El empresario que quiso abrir el hotel Bonecas en Cambados y no pudo hacerlo por la oposición vecinal busca otro lugar para un negocio que funciona en la comarca
11 may 2010 . Actualizado a las 10:28 h.Luis Aragunde tuvo que respirar aliviado cuando el empresario que pretendía abrir el hotel Bonecas y la familia Briones, que le había alquiladoel inmueble, firmaron la rescisión del contrato. Porque aunque el Concello ya se había amarrado a todo tipo de resquicios legales para impedir que se asentara en pleno paseo marítimo de San Tomé una actividad que no querían los vecinos, lo cierto es que el inquilino había llegado incluso a amenazar con llegar a los tribunales, porque insistía, lo que él quería abrir era un hotel, y para eso tenía licencia.

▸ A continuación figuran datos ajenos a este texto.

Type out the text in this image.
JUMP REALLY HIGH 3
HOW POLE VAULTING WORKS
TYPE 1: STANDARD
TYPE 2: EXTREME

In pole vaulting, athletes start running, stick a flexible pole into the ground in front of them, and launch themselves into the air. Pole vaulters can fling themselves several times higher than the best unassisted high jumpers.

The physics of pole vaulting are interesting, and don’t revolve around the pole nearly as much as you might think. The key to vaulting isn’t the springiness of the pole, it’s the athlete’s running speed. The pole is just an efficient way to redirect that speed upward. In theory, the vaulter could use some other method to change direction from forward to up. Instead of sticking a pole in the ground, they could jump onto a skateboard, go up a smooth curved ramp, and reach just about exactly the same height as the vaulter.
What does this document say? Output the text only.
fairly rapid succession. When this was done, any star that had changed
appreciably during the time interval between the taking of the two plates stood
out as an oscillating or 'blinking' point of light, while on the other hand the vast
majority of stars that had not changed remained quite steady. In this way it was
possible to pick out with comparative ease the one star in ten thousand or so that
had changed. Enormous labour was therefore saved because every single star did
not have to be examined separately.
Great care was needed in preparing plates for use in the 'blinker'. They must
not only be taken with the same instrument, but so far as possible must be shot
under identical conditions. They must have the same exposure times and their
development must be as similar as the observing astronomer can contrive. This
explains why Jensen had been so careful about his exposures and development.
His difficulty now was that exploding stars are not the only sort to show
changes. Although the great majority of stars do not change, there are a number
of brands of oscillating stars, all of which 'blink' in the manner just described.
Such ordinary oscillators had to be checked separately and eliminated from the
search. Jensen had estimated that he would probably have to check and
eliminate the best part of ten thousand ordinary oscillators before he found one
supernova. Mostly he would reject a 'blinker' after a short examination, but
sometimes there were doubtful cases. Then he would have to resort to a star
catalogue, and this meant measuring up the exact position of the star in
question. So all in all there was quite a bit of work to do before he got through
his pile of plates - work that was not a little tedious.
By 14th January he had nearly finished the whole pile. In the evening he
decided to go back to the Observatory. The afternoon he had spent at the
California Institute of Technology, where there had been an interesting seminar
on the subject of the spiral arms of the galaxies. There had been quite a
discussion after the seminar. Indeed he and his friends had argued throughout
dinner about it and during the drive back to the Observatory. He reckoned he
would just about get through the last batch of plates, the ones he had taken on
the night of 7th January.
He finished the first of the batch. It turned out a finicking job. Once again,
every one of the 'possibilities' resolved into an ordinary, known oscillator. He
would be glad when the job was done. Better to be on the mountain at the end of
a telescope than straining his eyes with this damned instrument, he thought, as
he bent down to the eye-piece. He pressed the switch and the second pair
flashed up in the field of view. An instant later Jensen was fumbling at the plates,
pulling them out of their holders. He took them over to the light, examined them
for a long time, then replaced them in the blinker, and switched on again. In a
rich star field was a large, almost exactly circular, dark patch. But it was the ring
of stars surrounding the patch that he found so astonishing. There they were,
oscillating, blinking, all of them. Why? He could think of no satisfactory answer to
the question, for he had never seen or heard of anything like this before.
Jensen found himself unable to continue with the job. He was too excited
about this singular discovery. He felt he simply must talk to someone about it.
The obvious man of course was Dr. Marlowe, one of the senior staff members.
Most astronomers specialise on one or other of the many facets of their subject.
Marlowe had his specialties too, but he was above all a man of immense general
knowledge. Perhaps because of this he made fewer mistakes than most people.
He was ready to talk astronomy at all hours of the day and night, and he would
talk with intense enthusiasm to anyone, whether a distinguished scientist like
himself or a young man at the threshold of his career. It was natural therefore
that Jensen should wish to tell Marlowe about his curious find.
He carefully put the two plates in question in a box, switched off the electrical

Lo cierto es que, como él, hay muchos empresarios que se amparan en el limbo jurídico que hay en torno a los prostíbulos para ejercer una actividad que no está prohibida en España, por lo que los ayuntamientos que no quieren que un burdel, casa de citas o club de alterne, como quiera que se le llame, se instale en sus dominios, no pueden hacer más que vigilarlos con celo hasta que incumplan alguna norma, porque la oposición vecinal, basada en cuestiones morales y no legales, no siempre es suficiente.
Que se lo digan sino al alcalde de La Jonquera, en Girona, que acaba de recibir una sentencia del Tribunal Superior de Justicia de Cataluña que le obliga a dar licencia de obra y actividad a un empresario que pretende abrir un prostíbulo con un centenar de habitaciones. Montar un burdel es una actividad lícita en Cataluña desde un decreto publicado en el año 2002, y el empresario en cuestión, aunque anteriormente se le había imputado en un supuesto delito de trata de blancas, había solicitado, con todas las de la ley, una licencia como local de pública concurrencia donde se ejerce la prositución.
Es verdad que para abrir un local de estas características hay que cumplir una serie de requisitos, como por ejemplo, que esté alejado de los núcleos de población. Esa premisa no la cumplía el hotel Bonecas de San Tomé, que además tenía licencia de hotel, pero como el establecimiento aún no había abierto y el arrendatario se empeñaba en asegurar que sí iba a ser un hotel, la administración local tendría que recoger pruebas para demostrar que allí se ejercía la prostitución.
Paredes fucsia
Según el empresario, lo único que iba a haber era chicas en la barra que libremente podían ofrecer su «agradable compañía» a los clientes que lo deseasen. Y es de suponer que como prueba no tuviesen mucha consistencia los detalles enumerados por los escandalizados e ingenuos dueños del hotel, que no se dieron cuenta de las intenciones del inquilino hasta que vieron las paredes pintadas de fucsia y las bombillas adornadas con farolillos rojos. Como mucho, se les podría acusar de un atentado contra el buen gusto. Pero nada más. Por eso los dueños optaron por rescindir el contrato e indemnizar al inquilino antes de llevar el asunto a los juzgados y que un abogado espabilado supiera valerse de los vacíos legales en torno a tan antiguo oficio.
Lo ocurrido en Cambados no es nuevo en Galicia. La guerra que el alcalde de La Jonquera le declaró al presunto proxeneta de Girona, y que perdió, se libró también en los últimos años en Corcubión, aunque en este caso, la batalla la ganaron el regidor y los vecinos. Hace dos años se quiso convertir en club de alterne un antiguo apartotel ubicado en la playa de Quenxe. El nombre del rótulo lo decía todo: La gata de cristal. Más o menos prometía lo mismo que el hotel Bonecas. Los vecinos se pusieron en pie de guerra y las asociaciones de padres de alumnos se movilizaron, ya que el edificio estaba al lado del colegio. El alcalde de la localidad seguía el asunto «muy de cerca» para ver por dónde podía impedir la apertura de un local que había solicitado licencia bajo la calificación de café bar especial; o sea, con permiso para cerrar más tarde y música en vivo.
La batalla fue larga, y los dueños lo intentaron de nuevo con una modificación de la licencia. Quizás aburridos de tanto esperar o de que la administración local les obligase a dar vueltas para no llegar a ninguna parte, a principios de año colgaron el letrero de «se vende». Como las bonecas de San Tomé, las gatas de cristal se fueron a otra parte.